Routine referrals versus AON referrals
Informed and motivated parents of children with developmental delay (0-5 years) who initiate the AON process to have their children assessed are prioritised by most services. This is based on the legislative framework and its imposed timeline pressures. Children with developmental delay (0-5 years) who may have higher clinical needs, but who are referred to routine waiting lists, and whose parents may be less well informed, are not prioritised.

The clinical and ethical crux is that there is a two-track process. Track One: A prioritised AON route. Track Two: A nonprioritised routine referral route. Those children with higher clinical needs in the routine route are slower to access services, as professional resources are often diverted to meet the legislative demands of the AON process. Hence the AON process which was intended as a shield has the propensity to act as a sword, increasing the inequities for children.

In HSE Carlow/Kilkenny the Psychology Service informs all families whose children are under 5 with a suspected developmental delay of the following information in order to promote equity of access, ethical practice and future service delivery. All parents/guardians are encouraged to initiate the AON process for their children who require psychology services and are eligible for the AON process. While parental choice must be maintained, and the psychology service acknowledges the right for parents/guardians not to have their child assessed via the AON process, the service would like to ensure that parents make an informed choice. Parents are told of the differences in waiting times for those children on the AON waiting list (which has the legal timeframe of 12 weeks) and the standard waiting list which may involve a delay of up to a year.
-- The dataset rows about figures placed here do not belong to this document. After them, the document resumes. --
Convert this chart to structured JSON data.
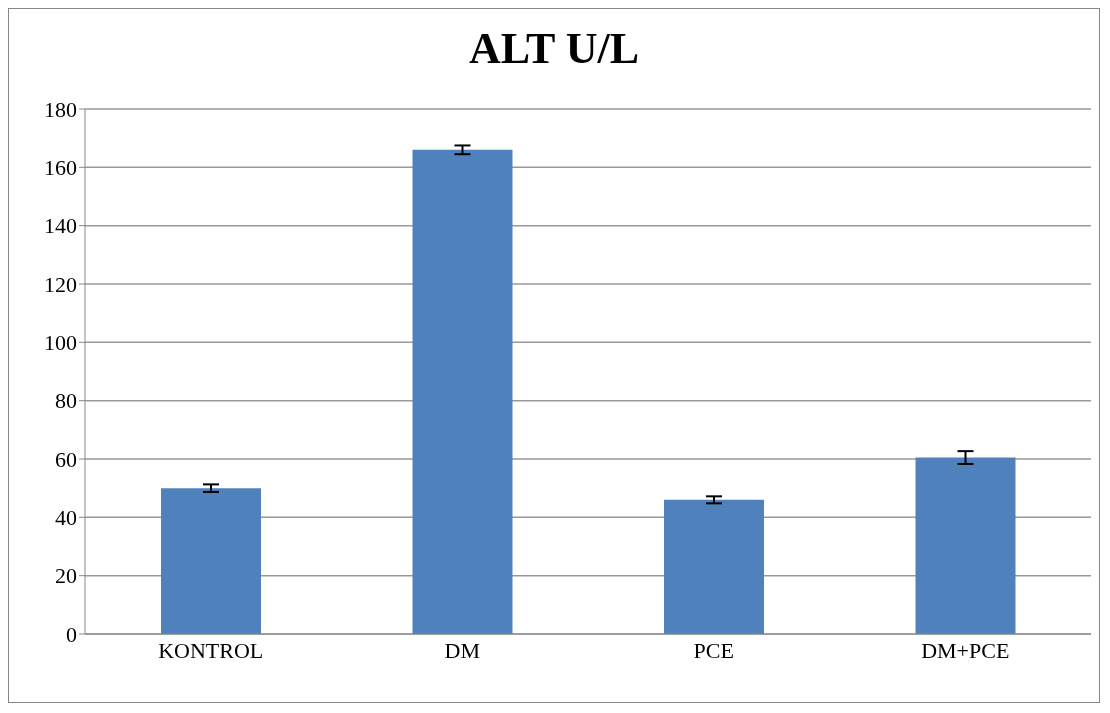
{
  "chart_data": {
    "type": "bar",
    "title": "ALT U/L",
    "categories": [
      "KONTROL",
      "DM",
      "PCE",
      "DM+PCE"
    ],
    "values": [
      50,
      166,
      46,
      60.5
    ],
    "errors": [
      1.3,
      1.5,
      1.2,
      2.2
    ],
    "color": "#4f81bd",
    "ylim": [
      0,
      180
    ],
    "yticks": [
      0,
      20,
      40,
      60,
      80,
      100,
      120,
      140,
      160,
      180
    ],
    "grid": "y"
  }
}
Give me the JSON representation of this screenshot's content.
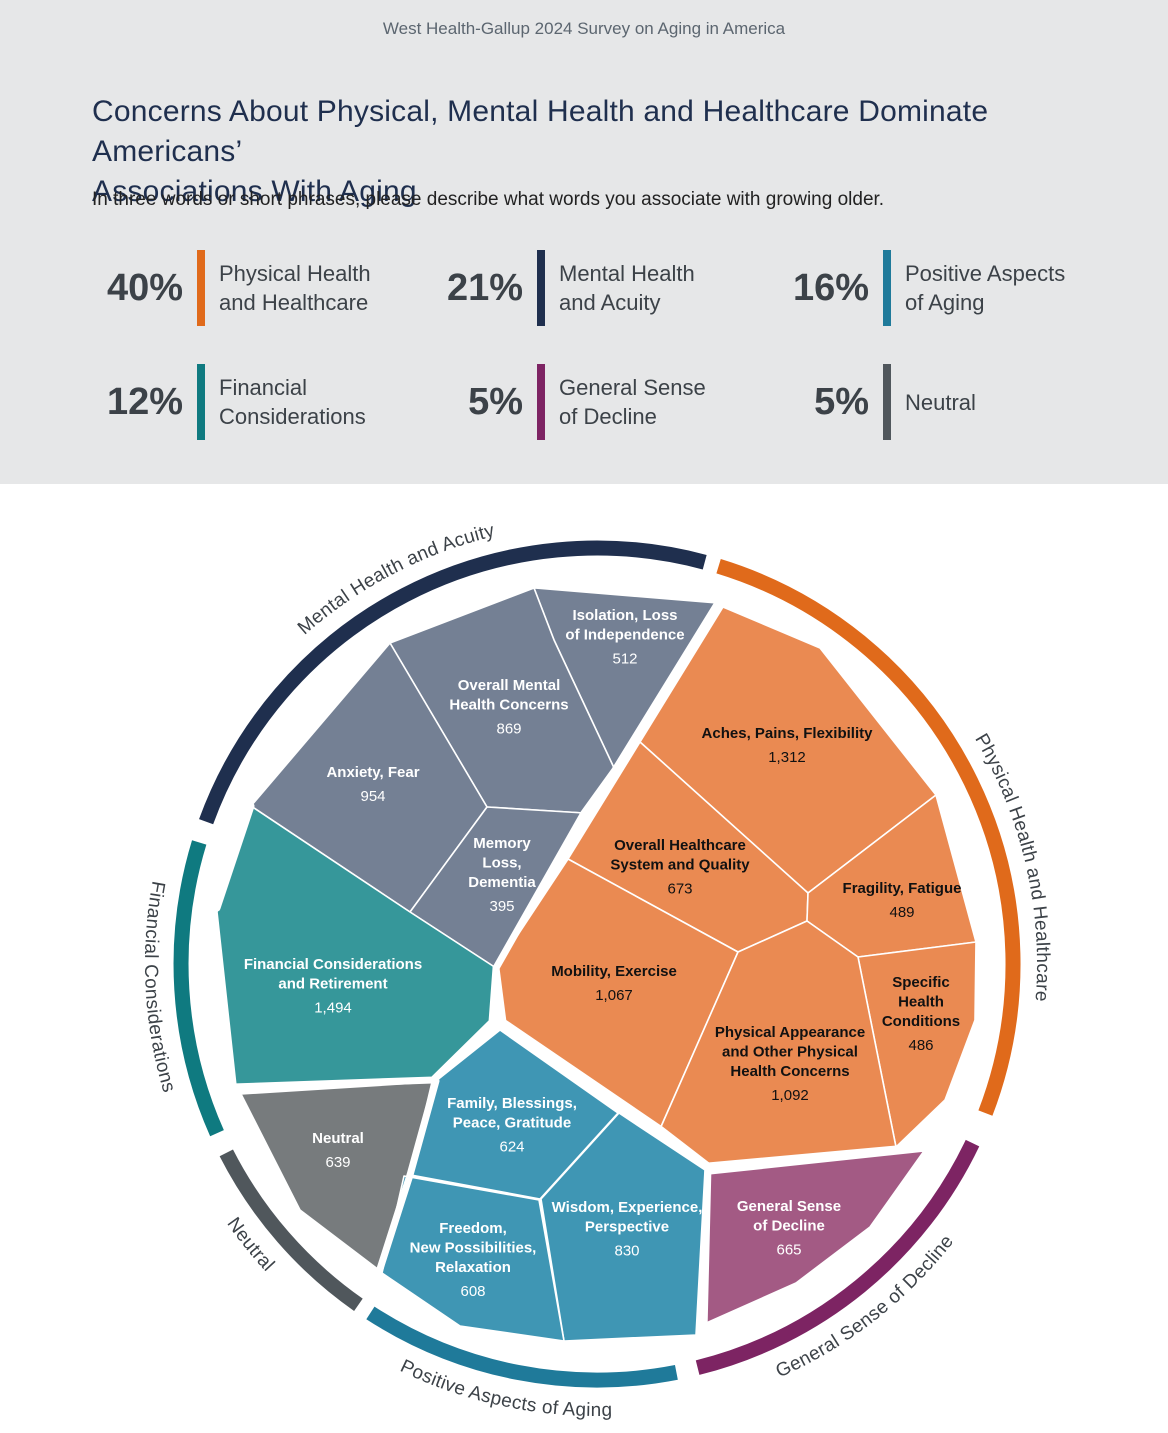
{
  "header": {
    "survey": "West Health-Gallup 2024 Survey on Aging in America",
    "title_line1": "Concerns About Physical, Mental Health and Healthcare Dominate Americans’",
    "title_line2": "Associations With Aging",
    "question": "In three words or short phrases, please describe what words you associate with growing older."
  },
  "stats": [
    {
      "pct": "40%",
      "line1": "Physical Health",
      "line2": "and Healthcare",
      "color": "#e06a1b"
    },
    {
      "pct": "21%",
      "line1": "Mental Health",
      "line2": "and Acuity",
      "color": "#1f2f4e"
    },
    {
      "pct": "16%",
      "line1": "Positive Aspects",
      "line2": "of Aging",
      "color": "#1f7a9a"
    },
    {
      "pct": "12%",
      "line1": "Financial",
      "line2": "Considerations",
      "color": "#0f7a80"
    },
    {
      "pct": "5%",
      "line1": "General Sense",
      "line2": "of Decline",
      "color": "#7d2463"
    },
    {
      "pct": "5%",
      "line1": "Neutral",
      "line2": "",
      "color": "#50575c"
    }
  ],
  "chart_data": {
    "type": "voronoi-treemap",
    "categories": [
      {
        "name": "Mental Health and Acuity",
        "color": "#1f2f4e"
      },
      {
        "name": "Physical Health and Healthcare",
        "color": "#e06a1b"
      },
      {
        "name": "General Sense of Decline",
        "color": "#7d2463"
      },
      {
        "name": "Positive Aspects of Aging",
        "color": "#1f7a9a"
      },
      {
        "name": "Neutral",
        "color": "#50575c"
      },
      {
        "name": "Financial Considerations",
        "color": "#0f7a80"
      }
    ],
    "cells": [
      {
        "category": "Mental Health and Acuity",
        "label": [
          "Isolation, Loss",
          "of Independence"
        ],
        "value": "512",
        "color": "#748094",
        "text_color": "#ffffff"
      },
      {
        "category": "Mental Health and Acuity",
        "label": [
          "Overall Mental",
          "Health Concerns"
        ],
        "value": "869",
        "color": "#748094",
        "text_color": "#ffffff"
      },
      {
        "category": "Mental Health and Acuity",
        "label": [
          "Anxiety, Fear"
        ],
        "value": "954",
        "color": "#748094",
        "text_color": "#ffffff"
      },
      {
        "category": "Mental Health and Acuity",
        "label": [
          "Memory",
          "Loss,",
          "Dementia"
        ],
        "value": "395",
        "color": "#748094",
        "text_color": "#ffffff"
      },
      {
        "category": "Physical Health and Healthcare",
        "label": [
          "Aches, Pains, Flexibility"
        ],
        "value": "1,312",
        "color": "#ea8a52",
        "text_color": "#111111"
      },
      {
        "category": "Physical Health and Healthcare",
        "label": [
          "Overall Healthcare",
          "System and Quality"
        ],
        "value": "673",
        "color": "#ea8a52",
        "text_color": "#111111"
      },
      {
        "category": "Physical Health and Healthcare",
        "label": [
          "Fragility, Fatigue"
        ],
        "value": "489",
        "color": "#ea8a52",
        "text_color": "#111111"
      },
      {
        "category": "Physical Health and Healthcare",
        "label": [
          "Mobility, Exercise"
        ],
        "value": "1,067",
        "color": "#ea8a52",
        "text_color": "#111111"
      },
      {
        "category": "Physical Health and Healthcare",
        "label": [
          "Specific",
          "Health",
          "Conditions"
        ],
        "value": "486",
        "color": "#ea8a52",
        "text_color": "#111111"
      },
      {
        "category": "Physical Health and Healthcare",
        "label": [
          "Physical Appearance",
          "and Other Physical",
          "Health Concerns"
        ],
        "value": "1,092",
        "color": "#ea8a52",
        "text_color": "#111111"
      },
      {
        "category": "Financial Considerations",
        "label": [
          "Financial Considerations",
          "and Retirement"
        ],
        "value": "1,494",
        "color": "#36979a",
        "text_color": "#ffffff"
      },
      {
        "category": "Neutral",
        "label": [
          "Neutral"
        ],
        "value": "639",
        "color": "#777b7d",
        "text_color": "#ffffff"
      },
      {
        "category": "Positive Aspects of Aging",
        "label": [
          "Family, Blessings,",
          "Peace, Gratitude"
        ],
        "value": "624",
        "color": "#3f96b4",
        "text_color": "#ffffff"
      },
      {
        "category": "Positive Aspects of Aging",
        "label": [
          "Wisdom, Experience,",
          "Perspective"
        ],
        "value": "830",
        "color": "#3f96b4",
        "text_color": "#ffffff"
      },
      {
        "category": "Positive Aspects of Aging",
        "label": [
          "Freedom,",
          "New Possibilities,",
          "Relaxation"
        ],
        "value": "608",
        "color": "#3f96b4",
        "text_color": "#ffffff"
      },
      {
        "category": "General Sense of Decline",
        "label": [
          "General Sense",
          "of Decline"
        ],
        "value": "665",
        "color": "#a35a84",
        "text_color": "#ffffff"
      }
    ]
  }
}
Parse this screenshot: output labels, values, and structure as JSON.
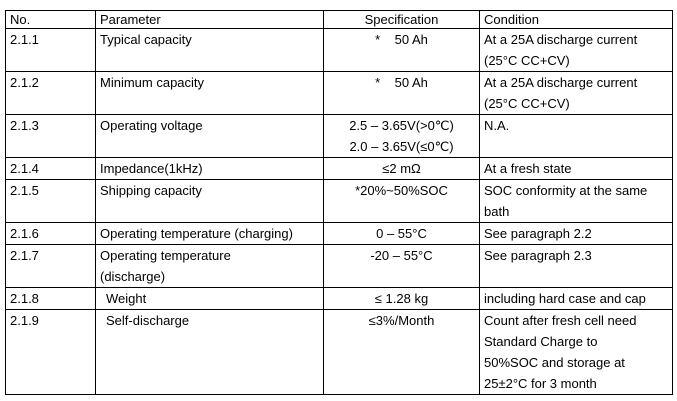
{
  "table": {
    "header": [
      "No.",
      "Parameter",
      "Specification",
      "Condition"
    ],
    "rows": [
      [
        [
          "2.1.1"
        ],
        [
          "Typical capacity"
        ],
        [
          "*    50 Ah"
        ],
        [
          "At a 25A discharge current",
          "(25°C CC+CV)"
        ]
      ],
      [
        [
          "2.1.2"
        ],
        [
          "Minimum capacity"
        ],
        [
          "*    50 Ah"
        ],
        [
          "At a 25A discharge current",
          "(25°C CC+CV)"
        ]
      ],
      [
        [
          "2.1.3"
        ],
        [
          "Operating voltage"
        ],
        [
          "2.5 – 3.65V(>0℃)",
          "2.0 – 3.65V(≤0℃)"
        ],
        [
          "N.A."
        ]
      ],
      [
        [
          "2.1.4"
        ],
        [
          "Impedance(1kHz)"
        ],
        [
          "≤2 mΩ"
        ],
        [
          "At a fresh state"
        ]
      ],
      [
        [
          "2.1.5"
        ],
        [
          "Shipping capacity"
        ],
        [
          "*20%~50%SOC"
        ],
        [
          "SOC conformity at the same",
          "bath"
        ]
      ],
      [
        [
          "2.1.6"
        ],
        [
          "Operating temperature (charging)"
        ],
        [
          "0 – 55°C"
        ],
        [
          "See paragraph 2.2"
        ]
      ],
      [
        [
          "2.1.7"
        ],
        [
          "Operating temperature",
          "(discharge)"
        ],
        [
          "-20 – 55°C"
        ],
        [
          "See paragraph 2.3"
        ]
      ],
      [
        [
          "2.1.8"
        ],
        [
          "Weight"
        ],
        [
          "≤ 1.28 kg"
        ],
        [
          "including hard case and cap"
        ]
      ],
      [
        [
          "2.1.9"
        ],
        [
          "Self-discharge"
        ],
        [
          "≤3%/Month"
        ],
        [
          "Count after fresh cell need",
          "Standard Charge to",
          "50%SOC and storage at",
          "25±2°C for 3 month"
        ]
      ]
    ]
  }
}
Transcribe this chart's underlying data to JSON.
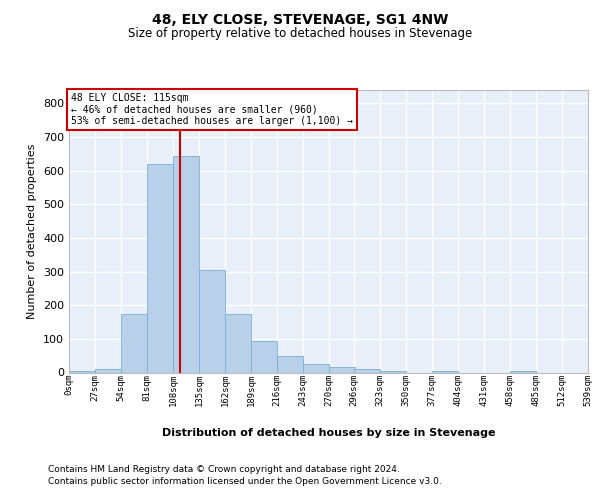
{
  "title": "48, ELY CLOSE, STEVENAGE, SG1 4NW",
  "subtitle": "Size of property relative to detached houses in Stevenage",
  "xlabel": "Distribution of detached houses by size in Stevenage",
  "ylabel": "Number of detached properties",
  "footnote1": "Contains HM Land Registry data © Crown copyright and database right 2024.",
  "footnote2": "Contains public sector information licensed under the Open Government Licence v3.0.",
  "bar_color": "#b8d0ea",
  "bar_edge_color": "#7aafd4",
  "bg_color": "#e8eff8",
  "grid_color": "#ffffff",
  "vline_color": "#cc0000",
  "annotation_text_line1": "48 ELY CLOSE: 115sqm",
  "annotation_text_line2": "← 46% of detached houses are smaller (960)",
  "annotation_text_line3": "53% of semi-detached houses are larger (1,100) →",
  "property_sqm": 115,
  "bin_edges": [
    0,
    27,
    54,
    81,
    108,
    135,
    162,
    189,
    216,
    243,
    270,
    296,
    323,
    350,
    377,
    404,
    431,
    458,
    485,
    512,
    539
  ],
  "bar_heights": [
    5,
    10,
    175,
    620,
    645,
    305,
    175,
    95,
    50,
    25,
    15,
    10,
    5,
    0,
    5,
    0,
    0,
    5,
    0,
    0
  ],
  "ylim": [
    0,
    840
  ],
  "yticks": [
    0,
    100,
    200,
    300,
    400,
    500,
    600,
    700,
    800
  ],
  "tick_labels": [
    "0sqm",
    "27sqm",
    "54sqm",
    "81sqm",
    "108sqm",
    "135sqm",
    "162sqm",
    "189sqm",
    "216sqm",
    "243sqm",
    "270sqm",
    "296sqm",
    "323sqm",
    "350sqm",
    "377sqm",
    "404sqm",
    "431sqm",
    "458sqm",
    "485sqm",
    "512sqm",
    "539sqm"
  ]
}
Why do the psychology services recommend that all eligible children are seen within the AON process?
◆ Because of the differences in waiting times.
◆ Because the AON Process is prioritised and the Standard Route is not prioritised.
◆ It’s more equitable and ethical that eligible children are seen by psychologist based on clinical need, not by the referral process.
◆ The AON process allows for planning of services for children with developmental delay from the preschool period (0-5 years), to the school-age period (6-18 years) and into adulthood (18 years +).
◆ If children’s needs are not mapped early on, later service provision will be further limited.

Where do we go from here?
Parents’ experience of the AON Process needs to be evaluated to ascertain if their children’s needs are being met. Anecdotal evidence suggests that while the parent has the statement of service need, there is immense frustration with the lack of intervention services.

Evaluation needs to take place in terms of how the AON process (including prioritisation on clinical or legislative criteria) is being utilised throughout Ireland.